This came out around 2001, and I was in Angels bar one day with a friend who looked up at the square block TV screen it was playing from and said 'if she's such a bad ass stripper then why does she have to make a song about it?'. It made sense then as much as it did now, yet I felt sorry for Jentina. I still feel sorry for her. I think I was the only one who thought the song was OK. The video seemed a bit naff, but actually, I think it says a lot now about then, now that we have so much shit we consider pop music.
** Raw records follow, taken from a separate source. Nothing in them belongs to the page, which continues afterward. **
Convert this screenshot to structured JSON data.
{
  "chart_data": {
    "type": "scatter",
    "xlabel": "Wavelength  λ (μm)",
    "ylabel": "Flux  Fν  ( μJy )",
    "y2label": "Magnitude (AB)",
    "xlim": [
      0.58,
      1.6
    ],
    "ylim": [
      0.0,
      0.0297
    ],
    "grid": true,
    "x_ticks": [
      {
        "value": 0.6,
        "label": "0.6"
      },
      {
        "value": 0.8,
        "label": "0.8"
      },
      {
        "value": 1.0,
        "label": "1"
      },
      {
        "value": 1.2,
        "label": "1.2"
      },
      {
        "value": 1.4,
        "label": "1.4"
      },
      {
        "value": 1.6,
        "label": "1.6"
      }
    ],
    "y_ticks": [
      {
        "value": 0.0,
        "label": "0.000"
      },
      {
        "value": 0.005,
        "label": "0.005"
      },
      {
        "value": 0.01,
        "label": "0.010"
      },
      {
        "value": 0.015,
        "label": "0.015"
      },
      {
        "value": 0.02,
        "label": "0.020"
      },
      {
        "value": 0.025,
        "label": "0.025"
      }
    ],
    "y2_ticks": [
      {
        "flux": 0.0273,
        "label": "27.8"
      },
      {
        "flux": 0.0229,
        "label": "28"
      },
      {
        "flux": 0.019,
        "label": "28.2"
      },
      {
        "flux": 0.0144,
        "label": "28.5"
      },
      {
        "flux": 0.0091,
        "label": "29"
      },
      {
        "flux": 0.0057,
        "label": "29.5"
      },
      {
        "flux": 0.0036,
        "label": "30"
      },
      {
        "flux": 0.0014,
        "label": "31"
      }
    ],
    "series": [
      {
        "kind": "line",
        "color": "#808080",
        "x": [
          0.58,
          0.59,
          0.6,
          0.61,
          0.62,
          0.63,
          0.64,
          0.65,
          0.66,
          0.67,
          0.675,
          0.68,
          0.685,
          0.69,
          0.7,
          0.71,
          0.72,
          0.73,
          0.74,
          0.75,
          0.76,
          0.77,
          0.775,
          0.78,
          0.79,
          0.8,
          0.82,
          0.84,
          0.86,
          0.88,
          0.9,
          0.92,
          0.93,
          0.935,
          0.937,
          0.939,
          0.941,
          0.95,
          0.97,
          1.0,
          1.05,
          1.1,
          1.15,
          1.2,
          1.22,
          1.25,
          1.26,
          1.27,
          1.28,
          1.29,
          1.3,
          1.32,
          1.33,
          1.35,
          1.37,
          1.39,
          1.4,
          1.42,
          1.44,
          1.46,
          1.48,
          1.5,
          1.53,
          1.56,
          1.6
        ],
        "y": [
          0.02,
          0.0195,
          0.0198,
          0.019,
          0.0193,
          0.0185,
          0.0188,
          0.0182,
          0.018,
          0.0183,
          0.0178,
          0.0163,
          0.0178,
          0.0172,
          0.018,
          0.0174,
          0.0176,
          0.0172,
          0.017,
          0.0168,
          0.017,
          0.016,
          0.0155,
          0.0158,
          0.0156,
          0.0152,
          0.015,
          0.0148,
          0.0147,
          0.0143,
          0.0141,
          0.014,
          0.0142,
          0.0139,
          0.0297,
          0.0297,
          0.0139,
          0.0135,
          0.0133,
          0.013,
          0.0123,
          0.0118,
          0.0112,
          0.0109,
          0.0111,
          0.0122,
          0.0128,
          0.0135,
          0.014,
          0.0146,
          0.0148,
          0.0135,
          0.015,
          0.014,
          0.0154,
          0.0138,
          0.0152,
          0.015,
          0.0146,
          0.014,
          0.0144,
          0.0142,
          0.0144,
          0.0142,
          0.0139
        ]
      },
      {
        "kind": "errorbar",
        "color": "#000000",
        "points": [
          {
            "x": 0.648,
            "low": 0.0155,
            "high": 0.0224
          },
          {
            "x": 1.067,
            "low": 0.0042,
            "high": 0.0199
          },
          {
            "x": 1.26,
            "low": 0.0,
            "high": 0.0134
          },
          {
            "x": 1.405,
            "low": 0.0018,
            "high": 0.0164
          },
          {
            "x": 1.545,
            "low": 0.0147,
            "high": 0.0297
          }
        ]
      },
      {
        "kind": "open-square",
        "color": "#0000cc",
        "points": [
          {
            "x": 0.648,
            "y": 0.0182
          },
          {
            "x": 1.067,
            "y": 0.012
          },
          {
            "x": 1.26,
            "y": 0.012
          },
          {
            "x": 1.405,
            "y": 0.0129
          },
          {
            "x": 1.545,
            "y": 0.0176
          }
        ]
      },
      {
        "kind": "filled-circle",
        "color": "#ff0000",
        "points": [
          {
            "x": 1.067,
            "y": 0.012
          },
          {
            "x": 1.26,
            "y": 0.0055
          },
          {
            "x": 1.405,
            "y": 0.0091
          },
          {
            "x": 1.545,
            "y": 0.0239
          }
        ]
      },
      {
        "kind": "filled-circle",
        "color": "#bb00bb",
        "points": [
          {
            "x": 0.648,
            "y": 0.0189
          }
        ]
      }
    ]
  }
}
I'm not sure if she has a cult following now or what, but considering how awful pop music is now, I don't think she was all that bad. However, she was deeply unpopular at the time, and I never remember the song coming on anywhere in public except that once in the daytime in Angels. (Angels is now called Sidewalk).
Jentina was marked to be quite successful before the music came out. I used to read The Face and they featured her in there one month, complete with cutting edge picture, red lips and white skin, eyes concealed by the shadow of a hat, everywhere dripping in excessive gold jewelry.
She was marketed as a sort of gypsy RnB pop singer. At first it was hard to understand why she was so disliked; she was good looking, young, and the song wasn't terrible. She could even kind of sing. There was no auto-tune then! Then I thought that maybe it's a reflection on how society feels about travellers. So hated she was, even Horror Queen of the Chavs Lady Sovereign made a cruel mock up parody of 'Bad Ass Strippa' which in her ghetto black twang she rips apart Jentina with bitchy threatening lyrics. Maybe one member of the working class felt threatened by another by their lower position in the league. Whatever the reason, I think Lady Sovereign is an ugly cunt.
Like Princess Superstar's 'Bad Babysitter', I liked this song but as a 17 year old desperately wanting to fit in, I didn't admit I liked it to anyone. I used to listen to it at home because I liked the sound of the music, rather than the words, or her. It's not till later that I sort of realised what I liked about her and the whole package but again that could all be down to nostalgia.
The song takes me back to when I was discovering new music but in a new environment, one where you danced, and people can watch you, and I was learning to understand and like what was me, or what was cool to feel being me on the gay scene. I was fresh popped out of school, I felt I had a whole world to discover, and some of those times it was dirty, urban and frankly quite scary. Thinking of Birmingham back then reminds me of the taste of new chemicals, concrete and solvent, intentional aimlessness. I felt like sometimes I was part of a gang (albeit a very strange one).
I was coming out of an outgrown comfort zone, I was hanging round in Birmingham each weekend and not coming home, I was acting in vain to be tough, I was hanging out with kids who had been kicked out of their homes and lived in a youth hostel in the city, walking and hanging round in places I wouldn't even dream of going near now as an adult, whilst working in a bar illegally and being paid cash in hand, hanging out in front of Angels and Missing, drinking Red Stripe, tempting punters to come inside and forging friendships with the underbelly of the cities outcasts and homeless occupants. It was around this time that I had my first threesome with 2 work colleagues in their council flat.
It was hard to take Jentina seriously I guess. The concept was there, but I suppose the definition of chav was a lot specific back then. These days everything merges together, nothing is that clear in Birmingham. Even what was considered shit back then can have a shine to it now, considering the condition of things. Nothing lasts forever.